This document describes how to view the logs on the Cisco Web Security Appliance (WSA) from the CLI using the grep command.
How can I view the logs on the Cisco WSA?
- In order to view the logs from the CLI, connect to the WSA using Secure Shell (SSH). You can use a SSH client like puTTy to do this.
- After logging in to the CLI, enter the grep command. This will bring up a list of the logs on the WSA.
- Type the number of the log subscription to run the grep on and press enter.
- Type the regular expression to grep for, or leave this empty to search for everything, and press enter.
- Type Y or N for the remaining prompts to modify how the grep is run.

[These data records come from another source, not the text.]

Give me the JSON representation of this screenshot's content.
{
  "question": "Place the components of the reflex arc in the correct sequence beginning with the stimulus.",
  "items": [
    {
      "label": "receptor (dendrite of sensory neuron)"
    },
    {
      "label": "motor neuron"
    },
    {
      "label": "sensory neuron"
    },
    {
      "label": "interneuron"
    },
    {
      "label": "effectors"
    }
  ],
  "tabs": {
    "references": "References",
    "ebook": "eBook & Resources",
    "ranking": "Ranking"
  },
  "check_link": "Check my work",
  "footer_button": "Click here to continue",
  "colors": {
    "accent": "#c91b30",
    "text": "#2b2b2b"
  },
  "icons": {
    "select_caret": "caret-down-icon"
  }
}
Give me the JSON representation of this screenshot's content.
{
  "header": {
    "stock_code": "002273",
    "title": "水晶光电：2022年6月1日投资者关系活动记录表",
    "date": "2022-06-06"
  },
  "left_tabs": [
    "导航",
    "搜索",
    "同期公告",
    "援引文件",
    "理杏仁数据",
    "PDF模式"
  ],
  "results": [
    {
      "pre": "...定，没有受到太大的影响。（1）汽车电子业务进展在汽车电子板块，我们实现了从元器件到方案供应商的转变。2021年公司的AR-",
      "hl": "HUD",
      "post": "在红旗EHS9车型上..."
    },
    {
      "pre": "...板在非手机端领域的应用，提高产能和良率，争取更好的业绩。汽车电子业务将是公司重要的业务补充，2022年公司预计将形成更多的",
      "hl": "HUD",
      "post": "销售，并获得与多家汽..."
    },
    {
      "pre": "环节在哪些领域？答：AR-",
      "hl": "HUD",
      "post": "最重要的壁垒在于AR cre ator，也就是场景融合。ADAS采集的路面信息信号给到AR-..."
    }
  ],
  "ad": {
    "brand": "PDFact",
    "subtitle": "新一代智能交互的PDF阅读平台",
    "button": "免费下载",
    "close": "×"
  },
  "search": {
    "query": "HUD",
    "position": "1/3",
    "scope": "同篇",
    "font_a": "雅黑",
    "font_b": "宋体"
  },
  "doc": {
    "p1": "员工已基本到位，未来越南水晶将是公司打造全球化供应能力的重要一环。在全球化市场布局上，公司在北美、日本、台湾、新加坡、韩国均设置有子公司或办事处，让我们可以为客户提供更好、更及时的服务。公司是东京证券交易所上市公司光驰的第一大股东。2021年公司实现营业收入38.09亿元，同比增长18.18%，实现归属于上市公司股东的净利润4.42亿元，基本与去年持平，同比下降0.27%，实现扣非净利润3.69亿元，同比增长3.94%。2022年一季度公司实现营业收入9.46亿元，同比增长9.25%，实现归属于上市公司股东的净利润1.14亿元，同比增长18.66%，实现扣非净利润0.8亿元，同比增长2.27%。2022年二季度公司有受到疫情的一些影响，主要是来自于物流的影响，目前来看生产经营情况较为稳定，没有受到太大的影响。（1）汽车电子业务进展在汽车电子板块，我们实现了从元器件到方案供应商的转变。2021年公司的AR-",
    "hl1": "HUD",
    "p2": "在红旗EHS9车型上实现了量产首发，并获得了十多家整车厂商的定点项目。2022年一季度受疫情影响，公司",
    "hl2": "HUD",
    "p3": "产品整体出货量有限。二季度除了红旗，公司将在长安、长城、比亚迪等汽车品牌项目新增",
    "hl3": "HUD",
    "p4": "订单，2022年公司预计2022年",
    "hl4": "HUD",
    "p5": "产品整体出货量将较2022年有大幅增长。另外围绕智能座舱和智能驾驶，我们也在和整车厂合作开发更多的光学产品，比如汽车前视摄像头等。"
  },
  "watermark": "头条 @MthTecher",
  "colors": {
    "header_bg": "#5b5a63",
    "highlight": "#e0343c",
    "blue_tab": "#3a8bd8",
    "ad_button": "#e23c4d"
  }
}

Here is an example of how to run a grep to find a particular domain in the accesslogs:
Currently configured logs:
1. "accesslogs" Type: "Access Logs" Retrieval: FTP Poll
2. "amp_logs" Type: "AMP Engine Logs" Retrieval: FTP Poll
3. "authlogs" Type: "Authentication Framework Logs" Retrieval: FTP Poll
4. "avc_logs" Type: "AVC Engine Logs" Retrieval: FTP Poll
5. "bypasslogs" Type: "Proxy Bypass Logs" Retrieval: FTP Poll
42. "webcat_logs" Type: "Web Categorization Logs" Retrieval: FTP Poll
43. "webrootlogs" Type: "Webroot Logs" Retrieval: FTP Poll
44. "welcomeack_logs" Type: "Welcome Page Acknowledgement Logs" Retrieval:
Enter the number of the log you wish to grep.
Enter the regular expression to grep.
Do you want this search to be case insensitive? [Y]>
Do you want to search for non-matching lines? [N]>
Do you want to tail the logs? [N]>
Do you want to paginate the output? [N]>
- In order to view the logs from the GUI, connect to the WSA using a web browser on port 8080 (default) for HTTP or 8443 (default) for HTTPS.
- After logging in, click System Administration > Log Subscriptions.
- Click on the FTP link for the log subscription to view.
- Select the log file to view and the output will be shown in the browser.